Ok here is the break down of the bottle you requested.  No photo editing other then cropping and adjusting the levels a bit to make the text visible.  Hope this helps. Also if you look at my wife's website http://clazzaro.supernaturephotos.com you can select her bottle collection gallery and see what we have ben digging up.

  Greg


----------



## Flaschenjager (Jun 19, 2007)

Hi *Greg* and *Welcome* - 
 Nice finds... Are you digging for these or are they just hanging out on the surface? Also, what _general area of the world_ are you finding such treasure? 

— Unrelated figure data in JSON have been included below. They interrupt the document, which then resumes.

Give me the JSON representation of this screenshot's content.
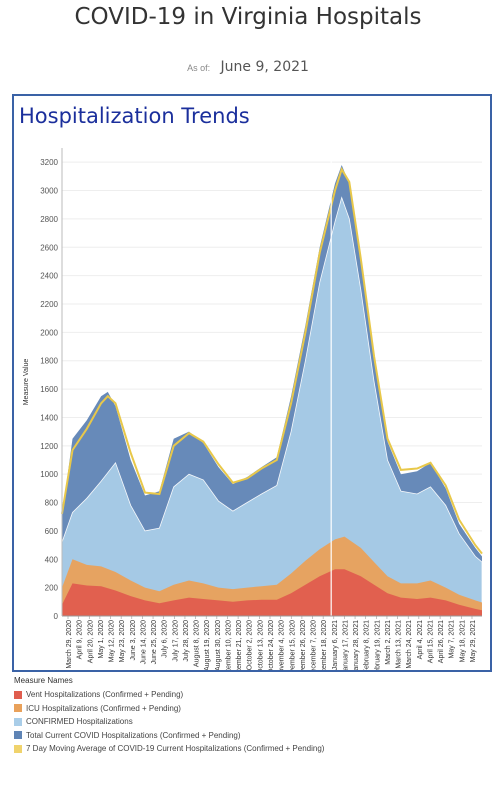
{
  "header": {
    "title": "COVID-19 in Virginia Hospitals",
    "asof_label": "As of:",
    "asof_date": "June 9, 2021"
  },
  "panel": {
    "title": "Hospitalization Trends"
  },
  "legend": {
    "title": "Measure Names",
    "items": [
      {
        "label": "Vent Hospitalizations (Confirmed + Pending)",
        "color": "#e05d4e"
      },
      {
        "label": "ICU Hospitalizations (Confirmed + Pending)",
        "color": "#e9a15a"
      },
      {
        "label": "CONFIRMED Hospitalizations",
        "color": "#a9cde8"
      },
      {
        "label": "Total Current COVID Hospitalizations (Confirmed + Pending)",
        "color": "#5f84b5"
      },
      {
        "label": "7 Day Moving Average of COVID-19 Current Hospitalizations (Confirmed + Pending)",
        "color": "#f0d36c"
      }
    ]
  },
  "chart_data": {
    "type": "area",
    "ylabel": "Measure Value",
    "ylim": [
      0,
      3300
    ],
    "yticks": [
      0,
      200,
      400,
      600,
      800,
      1000,
      1200,
      1400,
      1600,
      1800,
      2000,
      2200,
      2400,
      2600,
      2800,
      3000,
      3200
    ],
    "xlim": [
      "2020-03-25",
      "2021-06-08"
    ],
    "reference_line_date": "2021-01-01",
    "xticks": [
      "March 29, 2020",
      "April 9, 2020",
      "April 20, 2020",
      "May 1, 2020",
      "May 12, 2020",
      "May 23, 2020",
      "June 3, 2020",
      "June 14, 2020",
      "June 25, 2020",
      "July 6, 2020",
      "July 17, 2020",
      "July 28, 2020",
      "August 8, 2020",
      "August 19, 2020",
      "August 30, 2020",
      "September 10, 2020",
      "September 21, 2020",
      "October 2, 2020",
      "October 13, 2020",
      "October 24, 2020",
      "November 4, 2020",
      "November 15, 2020",
      "November 26, 2020",
      "December 7, 2020",
      "December 18, 2020",
      "January 6, 2021",
      "January 17, 2021",
      "January 28, 2021",
      "February 8, 2021",
      "February 19, 2021",
      "March 2, 2021",
      "March 13, 2021",
      "March 24, 2021",
      "April 4, 2021",
      "April 15, 2021",
      "April 26, 2021",
      "May 7, 2021",
      "May 18, 2021",
      "May 29, 2021"
    ],
    "series": [
      {
        "name": "Vent Hospitalizations (Confirmed + Pending)",
        "color": "#e05d4e",
        "points": [
          [
            "2020-03-25",
            80
          ],
          [
            "2020-04-05",
            230
          ],
          [
            "2020-04-20",
            215
          ],
          [
            "2020-05-05",
            210
          ],
          [
            "2020-05-20",
            180
          ],
          [
            "2020-06-05",
            140
          ],
          [
            "2020-06-20",
            110
          ],
          [
            "2020-07-05",
            90
          ],
          [
            "2020-07-20",
            110
          ],
          [
            "2020-08-05",
            130
          ],
          [
            "2020-08-20",
            120
          ],
          [
            "2020-09-05",
            110
          ],
          [
            "2020-09-20",
            100
          ],
          [
            "2020-10-05",
            110
          ],
          [
            "2020-10-20",
            115
          ],
          [
            "2020-11-05",
            115
          ],
          [
            "2020-11-20",
            160
          ],
          [
            "2020-12-05",
            220
          ],
          [
            "2020-12-20",
            280
          ],
          [
            "2021-01-05",
            330
          ],
          [
            "2021-01-15",
            330
          ],
          [
            "2021-02-01",
            280
          ],
          [
            "2021-02-15",
            220
          ],
          [
            "2021-03-01",
            160
          ],
          [
            "2021-03-15",
            130
          ],
          [
            "2021-04-01",
            120
          ],
          [
            "2021-04-15",
            130
          ],
          [
            "2021-05-01",
            110
          ],
          [
            "2021-05-15",
            80
          ],
          [
            "2021-06-01",
            50
          ],
          [
            "2021-06-08",
            40
          ]
        ]
      },
      {
        "name": "ICU Hospitalizations (Confirmed + Pending)",
        "color": "#e9a15a",
        "points": [
          [
            "2020-03-25",
            200
          ],
          [
            "2020-04-05",
            400
          ],
          [
            "2020-04-20",
            360
          ],
          [
            "2020-05-05",
            350
          ],
          [
            "2020-05-20",
            310
          ],
          [
            "2020-06-05",
            250
          ],
          [
            "2020-06-20",
            200
          ],
          [
            "2020-07-05",
            175
          ],
          [
            "2020-07-20",
            220
          ],
          [
            "2020-08-05",
            250
          ],
          [
            "2020-08-20",
            230
          ],
          [
            "2020-09-05",
            200
          ],
          [
            "2020-09-20",
            190
          ],
          [
            "2020-10-05",
            200
          ],
          [
            "2020-10-20",
            210
          ],
          [
            "2020-11-05",
            220
          ],
          [
            "2020-11-20",
            300
          ],
          [
            "2020-12-05",
            390
          ],
          [
            "2020-12-20",
            470
          ],
          [
            "2021-01-05",
            540
          ],
          [
            "2021-01-15",
            560
          ],
          [
            "2021-02-01",
            480
          ],
          [
            "2021-02-15",
            380
          ],
          [
            "2021-03-01",
            280
          ],
          [
            "2021-03-15",
            230
          ],
          [
            "2021-04-01",
            230
          ],
          [
            "2021-04-15",
            250
          ],
          [
            "2021-05-01",
            200
          ],
          [
            "2021-05-15",
            150
          ],
          [
            "2021-06-01",
            110
          ],
          [
            "2021-06-08",
            95
          ]
        ]
      },
      {
        "name": "CONFIRMED Hospitalizations",
        "color": "#a9cde8",
        "points": [
          [
            "2020-03-25",
            520
          ],
          [
            "2020-04-05",
            730
          ],
          [
            "2020-04-20",
            830
          ],
          [
            "2020-05-05",
            950
          ],
          [
            "2020-05-20",
            1080
          ],
          [
            "2020-06-05",
            780
          ],
          [
            "2020-06-20",
            600
          ],
          [
            "2020-07-05",
            620
          ],
          [
            "2020-07-20",
            910
          ],
          [
            "2020-08-05",
            1000
          ],
          [
            "2020-08-20",
            960
          ],
          [
            "2020-09-05",
            810
          ],
          [
            "2020-09-20",
            740
          ],
          [
            "2020-10-05",
            800
          ],
          [
            "2020-10-20",
            860
          ],
          [
            "2020-11-05",
            920
          ],
          [
            "2020-11-20",
            1300
          ],
          [
            "2020-12-05",
            1800
          ],
          [
            "2020-12-20",
            2350
          ],
          [
            "2021-01-05",
            2780
          ],
          [
            "2021-01-12",
            2950
          ],
          [
            "2021-01-20",
            2800
          ],
          [
            "2021-02-01",
            2300
          ],
          [
            "2021-02-15",
            1650
          ],
          [
            "2021-03-01",
            1100
          ],
          [
            "2021-03-15",
            880
          ],
          [
            "2021-04-01",
            860
          ],
          [
            "2021-04-15",
            910
          ],
          [
            "2021-05-01",
            780
          ],
          [
            "2021-05-15",
            580
          ],
          [
            "2021-06-01",
            420
          ],
          [
            "2021-06-08",
            380
          ]
        ]
      },
      {
        "name": "Total Current COVID Hospitalizations (Confirmed + Pending)",
        "color": "#5f84b5",
        "points": [
          [
            "2020-03-25",
            700
          ],
          [
            "2020-04-05",
            1250
          ],
          [
            "2020-04-20",
            1380
          ],
          [
            "2020-05-05",
            1550
          ],
          [
            "2020-05-12",
            1580
          ],
          [
            "2020-05-20",
            1480
          ],
          [
            "2020-06-05",
            1100
          ],
          [
            "2020-06-20",
            850
          ],
          [
            "2020-07-05",
            880
          ],
          [
            "2020-07-20",
            1250
          ],
          [
            "2020-08-05",
            1300
          ],
          [
            "2020-08-20",
            1220
          ],
          [
            "2020-09-05",
            1050
          ],
          [
            "2020-09-20",
            930
          ],
          [
            "2020-10-05",
            980
          ],
          [
            "2020-10-20",
            1050
          ],
          [
            "2020-11-05",
            1120
          ],
          [
            "2020-11-20",
            1550
          ],
          [
            "2020-12-05",
            2050
          ],
          [
            "2020-12-20",
            2600
          ],
          [
            "2021-01-05",
            3050
          ],
          [
            "2021-01-12",
            3180
          ],
          [
            "2021-01-20",
            3050
          ],
          [
            "2021-02-01",
            2500
          ],
          [
            "2021-02-15",
            1800
          ],
          [
            "2021-03-01",
            1230
          ],
          [
            "2021-03-15",
            1000
          ],
          [
            "2021-04-01",
            1020
          ],
          [
            "2021-04-15",
            1080
          ],
          [
            "2021-05-01",
            900
          ],
          [
            "2021-05-15",
            650
          ],
          [
            "2021-06-01",
            480
          ],
          [
            "2021-06-08",
            420
          ]
        ]
      },
      {
        "name": "7 Day Moving Average of COVID-19 Current Hospitalizations (Confirmed + Pending)",
        "color": "#e8c84a",
        "points": [
          [
            "2020-03-25",
            720
          ],
          [
            "2020-04-05",
            1170
          ],
          [
            "2020-04-20",
            1320
          ],
          [
            "2020-05-05",
            1500
          ],
          [
            "2020-05-12",
            1550
          ],
          [
            "2020-05-20",
            1500
          ],
          [
            "2020-06-05",
            1150
          ],
          [
            "2020-06-20",
            870
          ],
          [
            "2020-07-05",
            860
          ],
          [
            "2020-07-20",
            1200
          ],
          [
            "2020-08-05",
            1290
          ],
          [
            "2020-08-20",
            1230
          ],
          [
            "2020-09-05",
            1070
          ],
          [
            "2020-09-20",
            940
          ],
          [
            "2020-10-05",
            970
          ],
          [
            "2020-10-20",
            1040
          ],
          [
            "2020-11-05",
            1100
          ],
          [
            "2020-11-20",
            1500
          ],
          [
            "2020-12-05",
            2000
          ],
          [
            "2020-12-20",
            2560
          ],
          [
            "2021-01-05",
            3000
          ],
          [
            "2021-01-12",
            3150
          ],
          [
            "2021-01-20",
            3060
          ],
          [
            "2021-02-01",
            2520
          ],
          [
            "2021-02-15",
            1830
          ],
          [
            "2021-03-01",
            1250
          ],
          [
            "2021-03-15",
            1030
          ],
          [
            "2021-04-01",
            1040
          ],
          [
            "2021-04-15",
            1080
          ],
          [
            "2021-05-01",
            920
          ],
          [
            "2021-05-15",
            680
          ],
          [
            "2021-06-01",
            500
          ],
          [
            "2021-06-08",
            440
          ]
        ]
      }
    ]
  }
}
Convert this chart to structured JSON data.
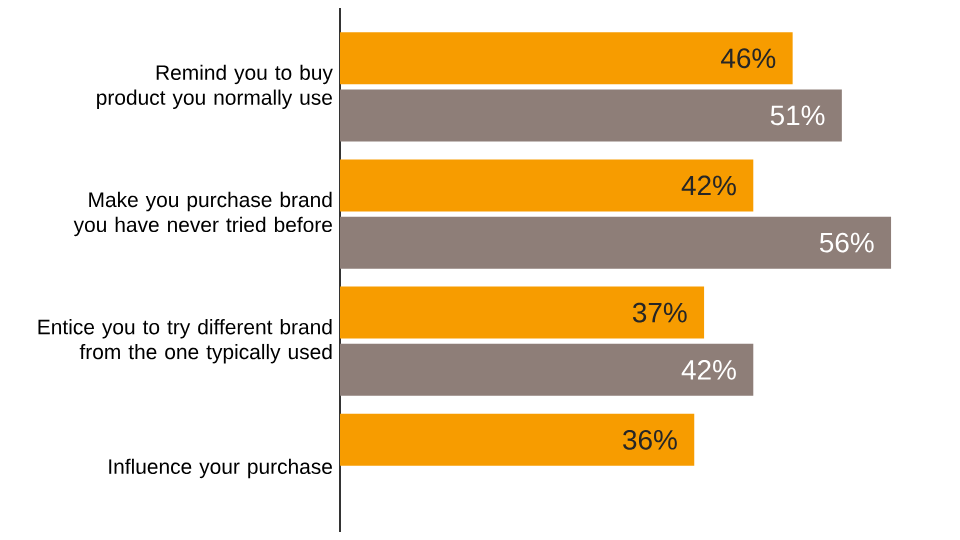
{
  "chart_data": {
    "type": "bar",
    "orientation": "horizontal",
    "categories": [
      "Remind you to buy product you normally use",
      "Make you purchase brand you have never tried before",
      "Entice you to try different brand from the one typically used",
      "Influence your purchase"
    ],
    "series": [
      {
        "color": "#f79c00",
        "values": [
          46,
          42,
          37,
          36
        ],
        "value_labels": [
          "46%",
          "42%",
          "37%",
          "36%"
        ]
      },
      {
        "color": "#8e7e78",
        "values": [
          51,
          56,
          42,
          null
        ],
        "value_labels": [
          "51%",
          "56%",
          "42%",
          null
        ]
      }
    ]
  }
}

 I'd be spending a lot of time at home. [] Keep 'em coming.


----------



## glazzaro9 (Jun 19, 2007)

Hi

 We are finding these bottles believe it or not just below the surface, say 1/2 inch to 6 inches down.  After a good rain we see more.  Looks like my property may have been a landfill for earlier days.  The bottles are found close to some of the trees that are the oldest on my property, looks like the roots might be pushing them up from underneath. I live in Middletown Delaware, I have a 6 acre lot. We have only looked around the house and out maybe an acre, still have a lot to look at.  Its going to be rough though because the acreage is all woods and it get pretty thick.  The wife and I are spending a lot of time clearing paths and old dead trees.  I am pretty sure will will find a lot more if we get enough energy to dig deeper as we are only surface digging right now.

 Greg


----------



## cowseatmaize (Jun 20, 2007)

Those 3 part Dyott bottles are nice but for some reason people like the oned embossed "PATENT" on the shoulder.
 The pony, well, all I can say is NNIIICCCCEEEE!
 The next 2 look like strap sided flasks, The clear "GUARUNTEED's don't comand much and the amber only slightly more.
 The 4th looks like a "pryof" cap and newer.
 5 a chem or med. I can't lell if it's ABM.
 6 looks like it may have been a beer that the last person poking around may have left but don't quote me on that.


----------